Earlier this year, one of the managers at South Lake Union’s Citrus nightclub applied to take over the Fusion Ultra Lounge (where he is also a manager) in the University district. In response, the city sent two letters (PDFs) to the Washington State Liquor Control Board (WSLCB) objecting to the man’s request for a new liquor license at the location near 8th Avenue NE and NE 45th Street, detailing violence at Fusion, and citing the club as a “dangerous venue.”
“As patrons leave [Fusion], assaults, thefts, and shootings have become common in the street and parking lot,” North Precinct Community Police Team Officer Loren Street wrote to the liquor board. “Currently, there is no other club in the North Precinct that demands the resources of the police department like Fusion.”
In addition to taking noise complaints, calls for crowd control, and reports of damage to vehicles near Fusion, police have also been called to deal with a number of other violent and troubling incidents in and around the club:
In July, a fight involving 30 people spilled out of the club into a parking lot. One man was dragged into a nearby garage and beaten unconscious. He also sustained several facial fractures in the attack. Despite the fact that the brawl started inside the club, Fusion security staff members were not able to provide police with much useful information about the incident.
In December, an extremely intoxicated patron stood outside of the club taunting security staff after he was ejected. He then punched and spat blood on another patron walking out of the club.
A month later, someone fired off a gun in a parking lot next to Fusion, striking a vehicle. When police returned to the club to talk to employees about the shooting, they’d locked up and gone home.
Then in February, police responded to a fight involving 50 people, which spilled out of the club onto the street. Later in the month, several men left Fusion and got into a fight at a gas station. During the fight, one suspect used a baseball bat to shatter a car windshield, leaving a victim with shards of broken glass in his eye.
In addition to noting those nasty incidents in its letter to the WSLCB, the City also noted that the man trying to take over Fusion has a history of involvement with other troubled clubs. In addition to managing Fusion and Citrus—which the City declared a Chronic Public Nuisance following a streak of shootings, melees, robberies and other violent crimes—and previously owned Georgetown’s El Reventon nightclub, until he sold the business for $1 just weeks before the City declared that club a Chronic Nuisance for having its own set of ongoing issues, including brawls, gang conflicts, and sexual assault.

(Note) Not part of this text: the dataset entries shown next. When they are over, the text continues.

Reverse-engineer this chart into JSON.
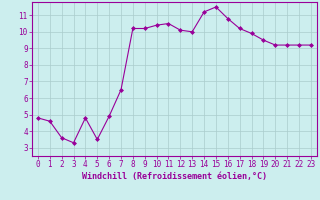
{
  "x": [
    0,
    1,
    2,
    3,
    4,
    5,
    6,
    7,
    8,
    9,
    10,
    11,
    12,
    13,
    14,
    15,
    16,
    17,
    18,
    19,
    20,
    21,
    22,
    23
  ],
  "y": [
    4.8,
    4.6,
    3.6,
    3.3,
    4.8,
    3.5,
    4.9,
    6.5,
    10.2,
    10.2,
    10.4,
    10.5,
    10.1,
    10.0,
    11.2,
    11.5,
    10.8,
    10.2,
    9.9,
    9.5,
    9.2,
    9.2,
    9.2,
    9.2
  ],
  "line_color": "#990099",
  "marker": "D",
  "marker_size": 2.0,
  "bg_color": "#cceeee",
  "grid_color": "#aacccc",
  "xlabel": "Windchill (Refroidissement éolien,°C)",
  "xlabel_color": "#990099",
  "tick_color": "#990099",
  "ylim": [
    2.5,
    11.8
  ],
  "xlim": [
    -0.5,
    23.5
  ],
  "yticks": [
    3,
    4,
    5,
    6,
    7,
    8,
    9,
    10,
    11
  ],
  "xticks": [
    0,
    1,
    2,
    3,
    4,
    5,
    6,
    7,
    8,
    9,
    10,
    11,
    12,
    13,
    14,
    15,
    16,
    17,
    18,
    19,
    20,
    21,
    22,
    23
  ],
  "tick_fontsize": 5.5,
  "xlabel_fontsize": 6.0,
  "linewidth": 0.8
}
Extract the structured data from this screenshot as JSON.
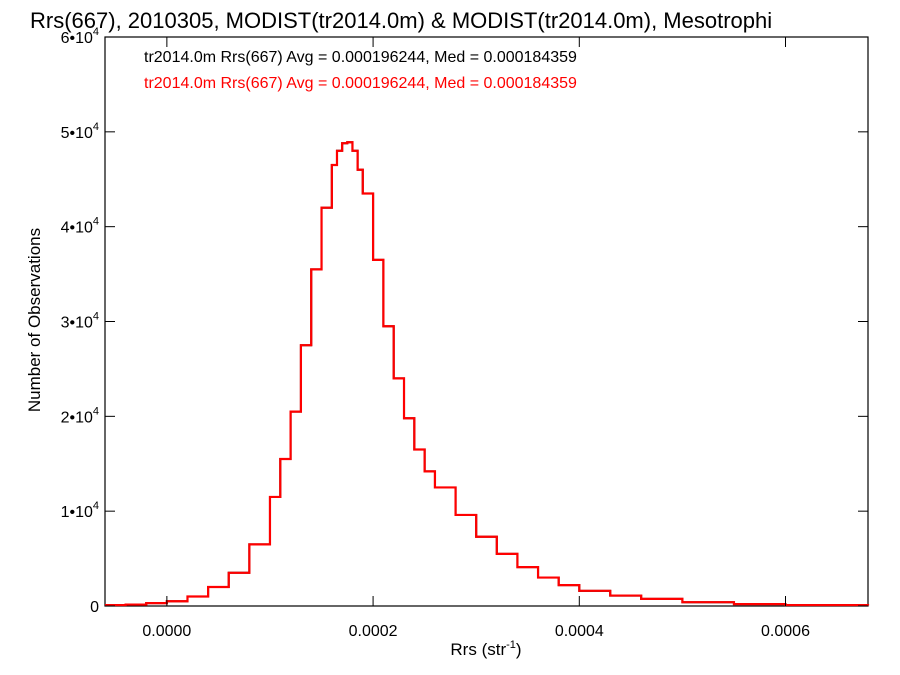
{
  "chart_data": {
    "type": "line",
    "title": "Rrs(667), 2010305, MODIST(tr2014.0m) & MODIST(tr2014.0m), Mesotrophi",
    "xlabel": {
      "base": "Rrs (str",
      "sup": "-1",
      "close": ")"
    },
    "ylabel": "Number of Observations",
    "xlim": [
      -6e-05,
      0.00068
    ],
    "ylim": [
      0,
      60000
    ],
    "xticks": [
      {
        "value": 0.0,
        "label": "0.0000"
      },
      {
        "value": 0.0002,
        "label": "0.0002"
      },
      {
        "value": 0.0004,
        "label": "0.0004"
      },
      {
        "value": 0.0006,
        "label": "0.0006"
      }
    ],
    "yticks": [
      {
        "value": 0,
        "base": "0",
        "sup": ""
      },
      {
        "value": 10000,
        "base": "1•10",
        "sup": "4"
      },
      {
        "value": 20000,
        "base": "2•10",
        "sup": "4"
      },
      {
        "value": 30000,
        "base": "3•10",
        "sup": "4"
      },
      {
        "value": 40000,
        "base": "4•10",
        "sup": "4"
      },
      {
        "value": 50000,
        "base": "5•10",
        "sup": "4"
      },
      {
        "value": 60000,
        "base": "6•10",
        "sup": "4"
      }
    ],
    "grid": false,
    "legend_position": "top-left",
    "legend": [
      {
        "text": "tr2014.0m Rrs(667) Avg = 0.000196244, Med = 0.000184359",
        "color": "#000000"
      },
      {
        "text": "tr2014.0m Rrs(667) Avg = 0.000196244, Med = 0.000184359",
        "color": "#ff0000"
      }
    ],
    "series": [
      {
        "color": "#000000",
        "x": [
          -6e-05,
          -4e-05,
          -2e-05,
          0.0,
          2e-05,
          4e-05,
          6e-05,
          8e-05,
          0.0001,
          0.00011,
          0.00012,
          0.00013,
          0.00014,
          0.00015,
          0.00016,
          0.000165,
          0.00017,
          0.000175,
          0.00018,
          0.000185,
          0.00019,
          0.0002,
          0.00021,
          0.00022,
          0.00023,
          0.00024,
          0.00025,
          0.00026,
          0.00028,
          0.0003,
          0.00032,
          0.00034,
          0.00036,
          0.00038,
          0.0004,
          0.00043,
          0.00046,
          0.0005,
          0.00055,
          0.0006,
          0.00068
        ],
        "values": [
          100,
          150,
          300,
          500,
          1000,
          2000,
          3500,
          6500,
          11500,
          15500,
          20500,
          27500,
          35500,
          42000,
          46500,
          48000,
          48800,
          48900,
          48000,
          46000,
          43500,
          36500,
          29500,
          24000,
          19800,
          16500,
          14200,
          12500,
          9600,
          7300,
          5500,
          4100,
          3000,
          2200,
          1600,
          1100,
          750,
          400,
          200,
          100,
          50
        ]
      },
      {
        "color": "#ff0000",
        "x": [
          -6e-05,
          -4e-05,
          -2e-05,
          0.0,
          2e-05,
          4e-05,
          6e-05,
          8e-05,
          0.0001,
          0.00011,
          0.00012,
          0.00013,
          0.00014,
          0.00015,
          0.00016,
          0.000165,
          0.00017,
          0.000175,
          0.00018,
          0.000185,
          0.00019,
          0.0002,
          0.00021,
          0.00022,
          0.00023,
          0.00024,
          0.00025,
          0.00026,
          0.00028,
          0.0003,
          0.00032,
          0.00034,
          0.00036,
          0.00038,
          0.0004,
          0.00043,
          0.00046,
          0.0005,
          0.00055,
          0.0006,
          0.00068
        ],
        "values": [
          100,
          150,
          300,
          500,
          1000,
          2000,
          3500,
          6500,
          11500,
          15500,
          20500,
          27500,
          35500,
          42000,
          46500,
          48000,
          48800,
          48900,
          48000,
          46000,
          43500,
          36500,
          29500,
          24000,
          19800,
          16500,
          14200,
          12500,
          9600,
          7300,
          5500,
          4100,
          3000,
          2200,
          1600,
          1100,
          750,
          400,
          200,
          100,
          50
        ]
      }
    ]
  }
}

The WSLCB is now reviewing the city’s objection letters.
“We’re working hard to keep the city safe,” says City Attorney’s Office North Precinct Liaison Jana Jorgensen. “Fusion has been a consistent drain on North Precinct police resources. In addition to our objection to the liquor license application, we will continue to monitor Fusion and could pursue that declaration of chronic nuisance in the future.”